U.S. – Item 8 Statement, on Civic Space
Human Rights Council 30th Session
As Delivered by Ambassador Keith Harper
September 28, 2015
Thank you, Mr. President.
In the past, the United States has recommended that other states repeal laws that restrict civil society. Some respond to the recommendation with the inaccurate claim that the U.S. has similar laws. I will take this opportunity to discuss U.S. regulations of nongovernmental organizations, or NGOs, and how they in fact encourage and assist NGOs to be active, rather than restrict and repress them.
The ability of a person to organize with others and form groups is highly valued in the United States. U.S. law is designed to support and help people who want to form civil society organizations.
There are about a million and half non-governmental organizations (NGOs) in the United States. One can find an NGO in the U.S. on virtually every conceivable topic. The U.S. does not interfere with how NGOs accomplish their missions. They are free to collaborate with foreign NGOs or foreign governments. There are no broad regulations that restrict U.S. NGOs from attending conferences abroad, finding donors overseas or performing work internationally.
To establish an organization, most U.S. states have a general incorporation statute that makes the process routine – with no requirement for approval by the legislature or any official. These statutes limit the possibility of government abuse of power.
To receive nonprofit status in the United States, an individual files a simple registration form on behalf of the organization. Typically this involves a short description of the NGO’s mission, its name, and its address, and payment of a modest fee. Individuals do not need to be U.S. citizens to form a new NGO. This registration is not used to impose burdens on organizations or to penalize unregistered organizations – rather, it is the basis for special benefits to organizations that encourage their establishment. Among other things, registration usually allows the organization to claim tax-exempt status.

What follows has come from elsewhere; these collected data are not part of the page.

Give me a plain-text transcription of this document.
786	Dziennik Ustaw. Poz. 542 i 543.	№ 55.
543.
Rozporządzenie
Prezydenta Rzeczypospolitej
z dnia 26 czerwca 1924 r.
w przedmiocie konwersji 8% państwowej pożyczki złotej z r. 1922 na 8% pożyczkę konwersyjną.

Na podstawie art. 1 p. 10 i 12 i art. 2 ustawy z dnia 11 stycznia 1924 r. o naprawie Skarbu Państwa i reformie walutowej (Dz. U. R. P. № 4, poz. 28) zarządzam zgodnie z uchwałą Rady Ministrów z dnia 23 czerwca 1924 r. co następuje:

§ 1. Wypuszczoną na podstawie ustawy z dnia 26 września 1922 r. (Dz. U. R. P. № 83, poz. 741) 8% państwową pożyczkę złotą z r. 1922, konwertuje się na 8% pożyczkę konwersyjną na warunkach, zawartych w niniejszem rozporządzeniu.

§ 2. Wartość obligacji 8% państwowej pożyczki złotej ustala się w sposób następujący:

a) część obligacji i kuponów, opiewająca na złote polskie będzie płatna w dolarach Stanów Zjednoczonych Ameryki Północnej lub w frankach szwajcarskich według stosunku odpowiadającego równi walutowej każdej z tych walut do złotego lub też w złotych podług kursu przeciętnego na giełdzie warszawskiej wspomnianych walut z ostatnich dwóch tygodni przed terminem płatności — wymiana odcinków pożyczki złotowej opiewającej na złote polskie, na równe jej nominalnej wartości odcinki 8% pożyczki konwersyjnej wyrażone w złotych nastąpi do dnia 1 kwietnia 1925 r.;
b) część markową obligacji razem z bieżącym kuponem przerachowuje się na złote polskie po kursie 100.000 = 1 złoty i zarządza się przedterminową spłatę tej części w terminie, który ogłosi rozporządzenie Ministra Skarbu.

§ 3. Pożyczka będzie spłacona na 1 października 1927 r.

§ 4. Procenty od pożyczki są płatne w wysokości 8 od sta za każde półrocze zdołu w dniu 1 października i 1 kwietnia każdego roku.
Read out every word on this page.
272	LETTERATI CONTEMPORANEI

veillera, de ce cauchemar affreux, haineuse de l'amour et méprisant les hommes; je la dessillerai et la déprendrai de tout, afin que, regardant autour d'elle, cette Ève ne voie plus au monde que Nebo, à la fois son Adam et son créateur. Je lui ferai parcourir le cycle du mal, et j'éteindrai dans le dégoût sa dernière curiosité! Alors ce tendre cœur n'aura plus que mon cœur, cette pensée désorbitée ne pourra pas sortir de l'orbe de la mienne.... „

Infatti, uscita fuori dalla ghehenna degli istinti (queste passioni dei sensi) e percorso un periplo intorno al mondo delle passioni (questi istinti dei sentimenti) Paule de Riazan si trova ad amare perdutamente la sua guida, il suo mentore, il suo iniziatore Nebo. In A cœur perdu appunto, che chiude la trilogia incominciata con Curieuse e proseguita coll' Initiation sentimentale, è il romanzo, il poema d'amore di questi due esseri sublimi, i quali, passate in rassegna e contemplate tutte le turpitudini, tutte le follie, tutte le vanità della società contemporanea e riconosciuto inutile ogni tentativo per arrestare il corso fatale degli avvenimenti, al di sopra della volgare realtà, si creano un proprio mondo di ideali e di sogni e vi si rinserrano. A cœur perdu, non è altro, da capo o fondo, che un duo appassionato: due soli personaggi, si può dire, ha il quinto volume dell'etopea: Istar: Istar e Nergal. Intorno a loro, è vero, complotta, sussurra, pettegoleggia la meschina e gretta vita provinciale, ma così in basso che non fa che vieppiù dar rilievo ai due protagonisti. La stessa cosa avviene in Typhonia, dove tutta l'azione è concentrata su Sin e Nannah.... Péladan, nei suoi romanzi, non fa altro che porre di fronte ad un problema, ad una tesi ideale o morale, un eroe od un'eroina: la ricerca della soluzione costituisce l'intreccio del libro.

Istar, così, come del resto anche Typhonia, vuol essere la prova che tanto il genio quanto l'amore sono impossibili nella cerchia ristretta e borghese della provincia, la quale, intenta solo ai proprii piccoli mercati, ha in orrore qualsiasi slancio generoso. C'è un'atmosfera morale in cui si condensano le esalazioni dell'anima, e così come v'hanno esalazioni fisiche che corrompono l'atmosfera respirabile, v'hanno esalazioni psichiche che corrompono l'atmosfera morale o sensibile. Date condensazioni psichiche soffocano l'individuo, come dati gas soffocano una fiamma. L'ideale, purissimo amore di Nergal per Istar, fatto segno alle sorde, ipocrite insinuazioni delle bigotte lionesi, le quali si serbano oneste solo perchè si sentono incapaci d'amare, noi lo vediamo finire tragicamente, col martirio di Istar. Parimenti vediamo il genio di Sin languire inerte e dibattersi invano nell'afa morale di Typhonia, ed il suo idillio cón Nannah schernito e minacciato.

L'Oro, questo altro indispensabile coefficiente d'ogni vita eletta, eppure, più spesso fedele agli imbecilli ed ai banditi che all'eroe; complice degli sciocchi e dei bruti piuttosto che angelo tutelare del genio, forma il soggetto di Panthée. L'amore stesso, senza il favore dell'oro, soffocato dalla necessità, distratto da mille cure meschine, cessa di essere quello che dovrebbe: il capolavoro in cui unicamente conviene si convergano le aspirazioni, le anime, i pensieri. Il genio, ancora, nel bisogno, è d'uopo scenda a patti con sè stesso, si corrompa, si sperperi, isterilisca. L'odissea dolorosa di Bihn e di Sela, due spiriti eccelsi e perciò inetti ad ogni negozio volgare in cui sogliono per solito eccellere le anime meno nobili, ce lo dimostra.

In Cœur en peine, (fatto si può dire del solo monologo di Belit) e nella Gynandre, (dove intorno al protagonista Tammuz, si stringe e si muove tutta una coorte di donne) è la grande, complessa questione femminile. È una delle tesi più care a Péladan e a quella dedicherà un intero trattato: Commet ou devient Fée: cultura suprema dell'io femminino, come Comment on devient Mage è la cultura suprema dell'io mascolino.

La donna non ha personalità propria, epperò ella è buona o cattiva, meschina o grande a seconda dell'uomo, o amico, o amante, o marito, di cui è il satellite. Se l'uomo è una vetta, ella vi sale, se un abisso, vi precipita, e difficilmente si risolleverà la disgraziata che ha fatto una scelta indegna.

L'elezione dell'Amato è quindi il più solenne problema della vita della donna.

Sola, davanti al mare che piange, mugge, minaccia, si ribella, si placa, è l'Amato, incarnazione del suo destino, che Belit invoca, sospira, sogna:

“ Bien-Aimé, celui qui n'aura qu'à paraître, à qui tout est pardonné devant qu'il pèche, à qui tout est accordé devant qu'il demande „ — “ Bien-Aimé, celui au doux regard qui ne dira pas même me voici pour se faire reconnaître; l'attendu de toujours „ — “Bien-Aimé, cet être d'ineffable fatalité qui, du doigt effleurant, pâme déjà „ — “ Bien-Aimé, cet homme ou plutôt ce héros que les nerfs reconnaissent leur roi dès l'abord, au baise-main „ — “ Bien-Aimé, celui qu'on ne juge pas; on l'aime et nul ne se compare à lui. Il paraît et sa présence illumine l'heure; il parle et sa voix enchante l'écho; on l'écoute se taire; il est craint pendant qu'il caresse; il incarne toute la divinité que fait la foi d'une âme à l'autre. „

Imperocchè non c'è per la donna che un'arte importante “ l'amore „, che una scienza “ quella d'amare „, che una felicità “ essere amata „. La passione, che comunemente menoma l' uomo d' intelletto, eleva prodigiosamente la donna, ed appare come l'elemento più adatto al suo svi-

The Foreign Agents Registration Act (FARA) covers all “persons,” including any individual, corporation, and association that is an agent of a foreign principal, but provides a number of exemptions from registration. These exemptions include persons whose activities are in “furtherance of bona fide religious, scholastic, academic, or scientific pursuits or of the fine arts.” Unlike some other states’ repressive laws, FARA is not tied to foreign government funding, does not impose a tax, does not limit advocacy, and applies equally, regardless of the foreign country involved. FARA provides transparency.
We are happy to provide more information on our system upon request. I also encourage delegates to speak to civil society organizations from the United States that work here in Geneva. We remain committed to maintaining the maximum amount of space and independence for civil society to operate.